Silence does not equal denial or affirmation.
If your purpose is to write an accurate and detailed biography of someone then you would not leave important information out unless there was no real evidence that it happened to begin with. If one biographer left the claim out one might easily suspect bias on their part. But all of them? And Taney himself?
You would have us believe you can read Taney's mind now? He may have felt it more politically expedient not to mention it in his memoirs. That does not prove it did not happen. Did Churchill mention Ultra in his memoirs? Yet Ultra existed.
I have read it. I'm still waiting for you to answer my question as to why not a single biographer every included the claim in any of their works. Not even Taney himself in his autobiography. Are you going to continue to ignore the question?

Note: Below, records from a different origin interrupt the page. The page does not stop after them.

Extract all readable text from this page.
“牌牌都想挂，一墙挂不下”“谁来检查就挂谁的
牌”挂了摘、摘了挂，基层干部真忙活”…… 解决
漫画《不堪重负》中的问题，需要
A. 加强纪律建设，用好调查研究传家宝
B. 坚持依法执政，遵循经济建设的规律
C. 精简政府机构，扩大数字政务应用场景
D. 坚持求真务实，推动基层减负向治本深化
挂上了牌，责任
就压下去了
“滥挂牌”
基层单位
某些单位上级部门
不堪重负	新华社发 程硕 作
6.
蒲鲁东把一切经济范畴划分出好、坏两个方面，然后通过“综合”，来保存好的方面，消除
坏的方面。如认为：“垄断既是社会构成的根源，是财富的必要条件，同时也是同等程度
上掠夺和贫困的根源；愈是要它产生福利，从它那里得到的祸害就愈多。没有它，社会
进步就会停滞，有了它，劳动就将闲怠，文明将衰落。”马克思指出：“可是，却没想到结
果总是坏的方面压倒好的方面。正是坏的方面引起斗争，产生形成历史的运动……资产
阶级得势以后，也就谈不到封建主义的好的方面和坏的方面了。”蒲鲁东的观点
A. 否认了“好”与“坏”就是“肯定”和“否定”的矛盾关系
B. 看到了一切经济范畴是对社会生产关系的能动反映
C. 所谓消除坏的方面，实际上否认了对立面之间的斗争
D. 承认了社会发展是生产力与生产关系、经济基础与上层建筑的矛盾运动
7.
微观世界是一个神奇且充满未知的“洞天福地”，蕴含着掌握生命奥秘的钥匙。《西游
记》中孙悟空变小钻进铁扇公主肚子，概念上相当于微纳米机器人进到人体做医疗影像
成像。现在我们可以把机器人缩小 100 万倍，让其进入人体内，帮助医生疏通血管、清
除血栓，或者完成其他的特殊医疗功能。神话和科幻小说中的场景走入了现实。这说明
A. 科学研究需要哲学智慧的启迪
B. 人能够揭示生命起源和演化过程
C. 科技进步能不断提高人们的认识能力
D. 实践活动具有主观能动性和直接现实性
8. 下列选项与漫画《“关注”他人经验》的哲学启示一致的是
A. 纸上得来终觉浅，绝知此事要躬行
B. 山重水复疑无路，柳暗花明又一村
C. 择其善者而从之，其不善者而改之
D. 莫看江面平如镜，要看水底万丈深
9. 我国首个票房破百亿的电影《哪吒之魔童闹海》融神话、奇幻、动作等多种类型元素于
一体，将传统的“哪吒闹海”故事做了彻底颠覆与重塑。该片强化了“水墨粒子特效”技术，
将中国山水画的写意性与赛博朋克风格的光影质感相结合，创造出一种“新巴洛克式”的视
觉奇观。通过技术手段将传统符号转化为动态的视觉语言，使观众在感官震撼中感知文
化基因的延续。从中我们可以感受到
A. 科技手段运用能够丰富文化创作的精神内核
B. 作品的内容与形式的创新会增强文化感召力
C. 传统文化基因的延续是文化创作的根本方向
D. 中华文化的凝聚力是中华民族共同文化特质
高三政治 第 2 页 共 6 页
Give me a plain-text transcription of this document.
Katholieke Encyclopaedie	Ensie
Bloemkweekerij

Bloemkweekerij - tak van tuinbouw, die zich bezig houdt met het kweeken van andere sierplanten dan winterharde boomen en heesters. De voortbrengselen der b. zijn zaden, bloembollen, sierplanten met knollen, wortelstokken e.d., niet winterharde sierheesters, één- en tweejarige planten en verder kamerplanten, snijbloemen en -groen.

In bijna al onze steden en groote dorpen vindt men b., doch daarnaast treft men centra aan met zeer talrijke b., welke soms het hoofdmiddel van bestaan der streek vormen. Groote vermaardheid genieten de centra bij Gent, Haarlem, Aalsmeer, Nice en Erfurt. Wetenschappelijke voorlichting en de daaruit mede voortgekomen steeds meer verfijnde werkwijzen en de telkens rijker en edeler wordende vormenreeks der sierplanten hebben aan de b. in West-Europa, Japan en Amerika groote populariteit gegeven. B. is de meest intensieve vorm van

Taney chose not to mention it in his memoirs. As to the biographers, they were unaware that multiple others had mentioned Taney discussed it with them. Taney is not even the only source. Lincoln's secret service bodyguard as well as his personal secretary both said Lincoln signed the arrest warrant. Why would they all say that if it had not happened?
It does indicate lack of proof. Google "Was Abraham Lincoln Jewish?" You're going to find a few websites that will claim definitively that he was. Yet none of his biographers include that claim in any of their works. So if silence does not equal denial or affirmation then are you saying there is a chance that he was? Or does it mean that the biographers examined the 'evidence' and determined that it wasn't credible?
He may have felt it more politically expedient not to mention it in his memoirs.
You would have us believe that you can read Taney's mind now?
As to the biographers, they were unaware that multiple others had mentioned Taney discussed it with them.
Unaware of the Ward Lamon memo? Unaware of Taney's conversation with people that they recorded in the 1860's? How inept would you have us believe they are?